The Repository class manages a local repository in a git-like manner. It abstracts most of the pain points one may have with git to provide all features that we require.

Using this class requires having git and git-lfs installed, so make sure you have git-lfs installed and set up before you begin.


In [None]:
from huggingface_hub import Repository

repo = Repository("<path_to_dummy_folder>", clone_from="<namespace>/dummy-model")

repo.git_pull()
repo.git_add()
repo.git_commit()
repo.git_push()
repo.git_tag()

The model card is the central definition of the model, ensuring reusability by fellow community members and reproducibility of results, and providing a platform on which other members may build their artifacts. We create it through the README file
The model card usually starts with a very brief, high-level overview of what the model is for, followed by additional details in the following sections:

Model description
Intended uses & limitations
How to use
Limitations and bias
Training data
Training procedure
Evaluation results

- Model description --> includes architecture, version, if it was introduced in a paper, if an original implementation is available, the author and general information about the model. Any copyright should be attributed here. General info about training procedures, parameters, important disclaimers.

- Intended uses and limitations --> Description of the use cases the model is intended for, including languages, fields, domains where it can be applied. It also document areas that are known to be out of scope for the model or where it is likely to perform suboptimally.

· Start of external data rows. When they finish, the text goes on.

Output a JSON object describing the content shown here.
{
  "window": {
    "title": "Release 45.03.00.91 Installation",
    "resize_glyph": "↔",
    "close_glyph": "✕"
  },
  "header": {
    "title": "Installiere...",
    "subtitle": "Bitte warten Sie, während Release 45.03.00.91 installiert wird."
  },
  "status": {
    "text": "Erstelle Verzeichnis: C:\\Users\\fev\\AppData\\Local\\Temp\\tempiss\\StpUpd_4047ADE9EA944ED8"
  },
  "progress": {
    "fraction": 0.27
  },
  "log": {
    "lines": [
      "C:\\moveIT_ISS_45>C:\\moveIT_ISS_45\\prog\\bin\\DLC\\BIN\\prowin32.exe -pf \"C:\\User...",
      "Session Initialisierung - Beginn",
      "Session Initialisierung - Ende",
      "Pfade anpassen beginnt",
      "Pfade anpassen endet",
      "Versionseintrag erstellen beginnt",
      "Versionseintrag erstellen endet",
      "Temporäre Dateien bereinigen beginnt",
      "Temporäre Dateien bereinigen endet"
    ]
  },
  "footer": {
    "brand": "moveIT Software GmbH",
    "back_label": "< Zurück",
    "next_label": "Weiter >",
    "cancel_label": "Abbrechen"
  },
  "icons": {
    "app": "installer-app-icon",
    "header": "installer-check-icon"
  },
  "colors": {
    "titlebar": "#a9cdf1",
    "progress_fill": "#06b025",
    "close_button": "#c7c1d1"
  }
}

- How to use --> examples of how to use the model. This can showcase usage of the pipeline() function, usage of the model and tokenizer classes 

- Training data --> Should indicate which datasets the model was trained on. Brief description of dataset

- Training procedure --> Should describe all the relevant aspects of training that are useful from a reproducibility perspective. Includes any preprocessing and postprocessing that were done on the data, as well as details such as the number of epochs the model was trained for, batch size, learning rate.

- Variable and metrics --> Description of the metrics used for evaluation, and the different factors you are mesuring. It makes it easy to compare the model with others.

-Evaluation results --> Provide an indication of how well the model performs on the evaluation dataset. Provide the decision threshold used in evaluation in case of needing it.


In [None]:
#Loading local data sets:

from datasets import load_dataset

squad_it_dataset = load_dataset("json", data_files="SQuAD_it-train.json", field="data")

#By default, loading local files creates a DatasetDict object with a train split. We can see this by inspecting the squad_it_dataset object:

squad_it_dataset

DatasetDict({
    train: Dataset({
        features: ['title', 'paragraphs'],
        num_rows: 442
    })
})

 To include both the train and test splits in a single DatasetDict object so we can apply Dataset.map() functions across both splits at once, we can provide a dictionary to the data_files argument that maps each split name to a file associated with that split

In [None]:
data_files = {"train": "SQuAD_it-train.json", "test": "SQuAD_it-test.json"}
squad_it_dataset = load_dataset("json", data_files=data_files, field="data")
squad_it_dataset


DatasetDict({
    train: Dataset({
        features: ['title', 'paragraphs'],
        num_rows: 442
    })
    test: Dataset({
        features: ['title', 'paragraphs'],
        num_rows: 48
    })
})

In [None]:
#For loading a remote dataset, Instead of providing a path to local files, we point the data_files argument of load_dataset() to one
# or more URLs where the remote files are stored

url = "https://github.com/crux82/squad-it/raw/master/"
data_files = {
    "train": url + "SQuAD_it-train.json.gz",
    "test": url + "SQuAD_it-test.json.gz",
}
squad_it_dataset = load_dataset("json", data_files=data_files, field="data")